American Women's College

Bay Path University (MA)

Completion Commitments [White House Summit on College Opportunity, Dec. 2014]

GOAL:  Bay Path University commits to producing 399 additional graduates by 2020 and a total of 2,662 additional graduates by 2025.

ACTION PLAN:  Building on previous efforts to deliver innovative onsite and online baccalaureate degree programs for adult women, Bay Path University will further work to expand accelerated baccalaureate programs designed to give low-income and underrepresented adult women the confidence and opportunity to pursue an affordable college education, even if they are employed full-time, juggle responsibilities as a single parent, struggle financially, or were unsuccessful at prior attempts to earn their degree.

The American Women's College at Bay Path University was launched during the 2013-2014 academic year. This unique college is developing and deploying a revolutionary approach for delivering online accelerated baccalaureate degree programs tailored solely to adult women that incorporates an innovative adaptive learning platform known as Social Online Universal Learning (SOUL). SOUL creates a customized learning environment that leverages learning analytics, educator coaches, virtual learning communities and other wraparound support to shorten time to degree completion, increase affordability and improve degree attainment.  Bay Path University is announcing a new institutional commitment of $84.8 million through FY2020 to scale up capacity to serve adult women online through the American Women’s College.

Given the significant investment commitments made by the University to develop new career-focused baccalaureate degree programs delivered through the SOUL platform and to develop greater capacity to serve large numbers of adult students online, the University fully anticipates significant scale-up in enrollment and acceleration in the number of graduates produced each year as SOUL is fully developed and deployed. This will lead to calculated cost savings as enrollment builds and economies of scale are achieved.

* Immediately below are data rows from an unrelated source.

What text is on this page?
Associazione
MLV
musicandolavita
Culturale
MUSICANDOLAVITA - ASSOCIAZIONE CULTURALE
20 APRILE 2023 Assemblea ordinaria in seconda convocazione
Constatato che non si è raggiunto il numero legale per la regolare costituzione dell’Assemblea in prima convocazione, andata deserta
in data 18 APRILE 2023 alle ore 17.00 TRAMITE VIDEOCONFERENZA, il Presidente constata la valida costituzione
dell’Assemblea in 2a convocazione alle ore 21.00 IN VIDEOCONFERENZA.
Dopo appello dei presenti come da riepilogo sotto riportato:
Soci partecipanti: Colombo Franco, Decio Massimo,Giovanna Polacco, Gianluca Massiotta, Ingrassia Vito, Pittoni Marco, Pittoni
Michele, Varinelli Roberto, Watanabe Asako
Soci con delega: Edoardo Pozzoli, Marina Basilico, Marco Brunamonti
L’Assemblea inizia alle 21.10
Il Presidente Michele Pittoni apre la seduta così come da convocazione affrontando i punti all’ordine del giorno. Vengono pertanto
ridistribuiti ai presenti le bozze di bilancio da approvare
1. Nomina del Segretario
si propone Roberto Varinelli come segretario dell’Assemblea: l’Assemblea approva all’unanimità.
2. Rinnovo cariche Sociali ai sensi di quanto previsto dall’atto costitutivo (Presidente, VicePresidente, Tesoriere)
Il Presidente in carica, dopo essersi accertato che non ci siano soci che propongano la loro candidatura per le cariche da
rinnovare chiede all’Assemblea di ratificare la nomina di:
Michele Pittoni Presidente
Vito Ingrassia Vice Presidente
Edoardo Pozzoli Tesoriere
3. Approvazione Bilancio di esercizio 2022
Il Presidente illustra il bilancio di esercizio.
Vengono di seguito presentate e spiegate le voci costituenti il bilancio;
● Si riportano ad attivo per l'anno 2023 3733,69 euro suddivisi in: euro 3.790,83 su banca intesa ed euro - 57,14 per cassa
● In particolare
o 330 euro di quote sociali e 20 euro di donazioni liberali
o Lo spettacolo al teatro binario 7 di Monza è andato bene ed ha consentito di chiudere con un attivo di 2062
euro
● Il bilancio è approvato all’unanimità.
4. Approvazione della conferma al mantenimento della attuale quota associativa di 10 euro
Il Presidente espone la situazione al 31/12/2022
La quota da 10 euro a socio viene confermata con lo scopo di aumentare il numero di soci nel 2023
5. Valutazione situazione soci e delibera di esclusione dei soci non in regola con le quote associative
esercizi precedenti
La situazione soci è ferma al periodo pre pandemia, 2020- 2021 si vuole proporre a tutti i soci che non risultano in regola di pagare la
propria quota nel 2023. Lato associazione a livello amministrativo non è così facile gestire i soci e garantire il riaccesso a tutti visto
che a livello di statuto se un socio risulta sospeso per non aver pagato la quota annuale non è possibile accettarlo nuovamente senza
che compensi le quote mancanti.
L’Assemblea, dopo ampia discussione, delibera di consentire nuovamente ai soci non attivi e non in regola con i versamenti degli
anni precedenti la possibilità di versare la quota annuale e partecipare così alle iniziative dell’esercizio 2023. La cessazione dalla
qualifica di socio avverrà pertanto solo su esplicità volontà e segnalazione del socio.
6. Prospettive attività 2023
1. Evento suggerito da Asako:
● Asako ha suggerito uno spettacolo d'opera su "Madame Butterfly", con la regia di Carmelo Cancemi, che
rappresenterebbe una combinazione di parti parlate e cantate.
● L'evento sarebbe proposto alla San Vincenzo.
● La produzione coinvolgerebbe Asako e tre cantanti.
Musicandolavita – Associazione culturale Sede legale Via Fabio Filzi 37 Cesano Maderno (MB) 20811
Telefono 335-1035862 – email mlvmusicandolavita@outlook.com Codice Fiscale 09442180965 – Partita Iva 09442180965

The University is also exploring exciting opportunities for collaboration with community colleges to employ the SOUL model to streamline the transfer of adult students from associate’s to online baccalaureate degree programs. The University anticipates working with community colleges to enable their adult students, men and women alike, to test-drive the experience of online learning by making the SOUL model’s online Bridge Course available for free to adult students who would benefit from online learning. A mentor would be available at the community college, onsite where feasible, to support cohorts of students taking the course and to facilitate transfer to online baccalaureate degree programs, including The American Women’s College. This mentor is in addition to the online educator-coaches who provide comprehensive support in the SOUL online environment.